WICI Seminar: February 10, 2009
Waterloo Institute for Complexity & Innovation
University of Waterloo
Social Innovation and Resilience: A Complexity Approach to Change and Transformation - Presentation Slides (.pdf) - sig.uwaterloo.ca/_bak/documents/WICI.pdf
Social innovation is an initiative, product or process or program that profoundly changes the basic routines, resource and authority flows or beliefs of any social system. Successful social innovations have durability and broad impact. Achieving durability and scale is a dynamic process that requires both emergence of opportunity and deliberate agency, and a connection between the two.

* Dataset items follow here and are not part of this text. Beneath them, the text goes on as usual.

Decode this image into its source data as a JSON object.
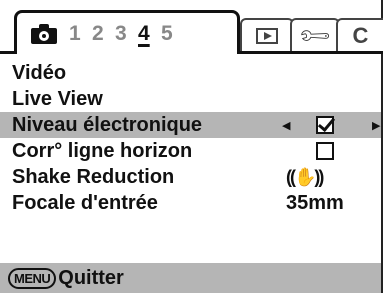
{
  "tabs": {
    "active_icon": "camera-icon",
    "pages": [
      "1",
      "2",
      "3",
      "4",
      "5"
    ],
    "current_page": "4",
    "other_tabs": [
      {
        "name": "playback",
        "icon": "playback-icon"
      },
      {
        "name": "setup",
        "icon": "wrench-icon"
      },
      {
        "name": "custom",
        "label": "C"
      }
    ]
  },
  "menu": {
    "items": [
      {
        "label": "Vidéo"
      },
      {
        "label": "Live View"
      },
      {
        "label": "Niveau électronique",
        "value_type": "checkbox",
        "checked": true,
        "selected": true
      },
      {
        "label": "Corr° ligne horizon",
        "value_type": "checkbox",
        "checked": false
      },
      {
        "label": "Shake Reduction",
        "value_type": "icon",
        "icon": "shake-reduction-icon",
        "glyph": "((✋))"
      },
      {
        "label": "Focale d'entrée",
        "value_type": "text",
        "value": "35mm"
      }
    ]
  },
  "footer": {
    "key_label": "MENU",
    "action_label": "Quitter"
  },
  "colors": {
    "highlight": "#b5b5b5",
    "text": "#111111",
    "inactive": "#888888"
  }
}
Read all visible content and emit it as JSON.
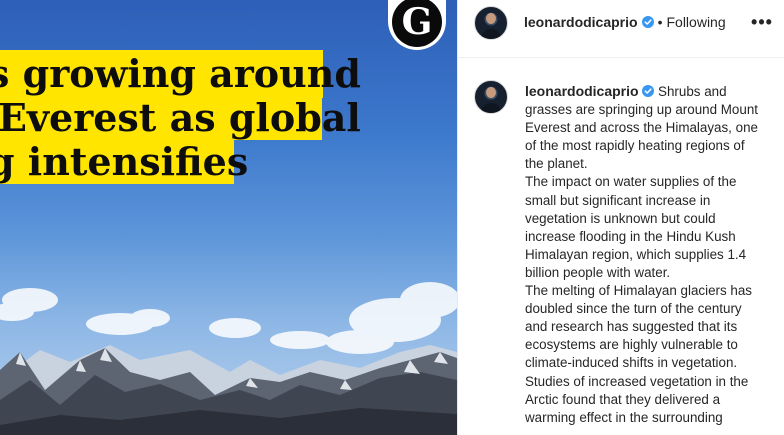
{
  "media": {
    "headline_lines": [
      "s growing around",
      "Everest as global",
      "g intensifies"
    ],
    "publisher_logo_letter": "G",
    "publisher_logo_icon": "guardian-g-icon"
  },
  "header": {
    "username": "leonardodicaprio",
    "separator": "•",
    "follow_status": "Following",
    "more_label": "•••"
  },
  "caption": {
    "username": "leonardodicaprio",
    "paragraphs": [
      "Shrubs and grasses are springing up around Mount Everest and across the Himalayas, one of the most rapidly heating regions of the planet.",
      "The impact on water supplies of the small but significant increase in vegetation is unknown but could increase flooding in the Hindu Kush Himalayan region, which supplies 1.4 billion people with water.",
      "The melting of Himalayan glaciers has doubled since the turn of the century and research has suggested that its ecosystems are highly vulnerable to climate-induced shifts in vegetation.",
      "Studies of increased vegetation in the Arctic found that they delivered a warming effect in the surrounding"
    ]
  },
  "colors": {
    "headline_bg": "#ffe500",
    "verified": "#3897f0",
    "text": "#262626"
  }
}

Frances Westley will discuss how disruptive social innovations can address seemingly intractable social problems such as environmental degradation, poverty, and mental health and how the capacity of a society to create a steady flow of social innovations, can contribute to its overall social and ecological resilience.

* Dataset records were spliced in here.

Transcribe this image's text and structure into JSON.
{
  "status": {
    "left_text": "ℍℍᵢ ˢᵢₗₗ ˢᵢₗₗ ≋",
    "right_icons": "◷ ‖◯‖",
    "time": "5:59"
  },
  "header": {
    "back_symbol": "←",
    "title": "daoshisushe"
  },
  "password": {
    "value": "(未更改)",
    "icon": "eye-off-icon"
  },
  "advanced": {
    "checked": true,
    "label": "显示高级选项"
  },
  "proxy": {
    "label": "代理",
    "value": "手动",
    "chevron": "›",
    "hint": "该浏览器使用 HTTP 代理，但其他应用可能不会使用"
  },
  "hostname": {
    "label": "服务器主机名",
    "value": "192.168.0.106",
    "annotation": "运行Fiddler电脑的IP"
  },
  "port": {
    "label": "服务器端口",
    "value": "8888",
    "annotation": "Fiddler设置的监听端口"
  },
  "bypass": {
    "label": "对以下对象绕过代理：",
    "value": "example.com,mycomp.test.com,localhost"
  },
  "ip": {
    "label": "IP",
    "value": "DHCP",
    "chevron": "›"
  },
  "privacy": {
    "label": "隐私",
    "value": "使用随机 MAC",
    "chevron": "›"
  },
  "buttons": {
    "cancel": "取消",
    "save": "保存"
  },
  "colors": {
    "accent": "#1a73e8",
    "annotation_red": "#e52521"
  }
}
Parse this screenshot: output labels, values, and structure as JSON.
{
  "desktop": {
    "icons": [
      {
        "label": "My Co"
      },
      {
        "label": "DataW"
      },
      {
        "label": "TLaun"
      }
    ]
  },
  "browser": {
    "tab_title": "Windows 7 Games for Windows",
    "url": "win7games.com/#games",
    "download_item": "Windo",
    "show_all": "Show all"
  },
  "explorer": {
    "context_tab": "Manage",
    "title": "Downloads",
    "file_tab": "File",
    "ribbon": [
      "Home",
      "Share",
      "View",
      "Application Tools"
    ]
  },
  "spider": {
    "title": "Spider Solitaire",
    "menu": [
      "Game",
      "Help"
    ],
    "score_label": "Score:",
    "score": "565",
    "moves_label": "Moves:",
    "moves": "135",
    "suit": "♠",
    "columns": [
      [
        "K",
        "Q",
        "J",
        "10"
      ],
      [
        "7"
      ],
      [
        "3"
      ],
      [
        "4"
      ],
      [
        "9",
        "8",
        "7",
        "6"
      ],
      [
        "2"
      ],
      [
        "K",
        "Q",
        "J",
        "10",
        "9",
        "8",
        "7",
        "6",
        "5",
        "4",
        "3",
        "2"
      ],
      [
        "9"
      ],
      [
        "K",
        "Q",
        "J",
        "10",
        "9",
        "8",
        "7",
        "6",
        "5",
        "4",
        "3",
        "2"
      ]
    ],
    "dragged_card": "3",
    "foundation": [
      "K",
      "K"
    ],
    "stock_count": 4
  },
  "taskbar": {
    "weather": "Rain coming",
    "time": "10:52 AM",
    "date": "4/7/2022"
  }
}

Frances Westley joined University of Waterloo in 2007 as the J.W. McConnell Chair in Social Innovation. In this role she will head up a Canada wide initiative, Social Innovation Generation, a cross sectoral partnership to build capacity for social innovation in Canada. Dr. Westley is a renowned scholar and consultant in the areas of social innovation, strategies for sustainable development, middle management and strategic change, visionary leadership and inter-organizational collaboration. Her most recent book, Getting to Maybe focuses the dynamics of social innovation, and institutional entrepreneurship in complex adaptive systems. A previous book, Experiments in Consilience, focuses on the dynamics of inter-organizational and interdisciplinary collaboration in the management of ecological and conservation problems.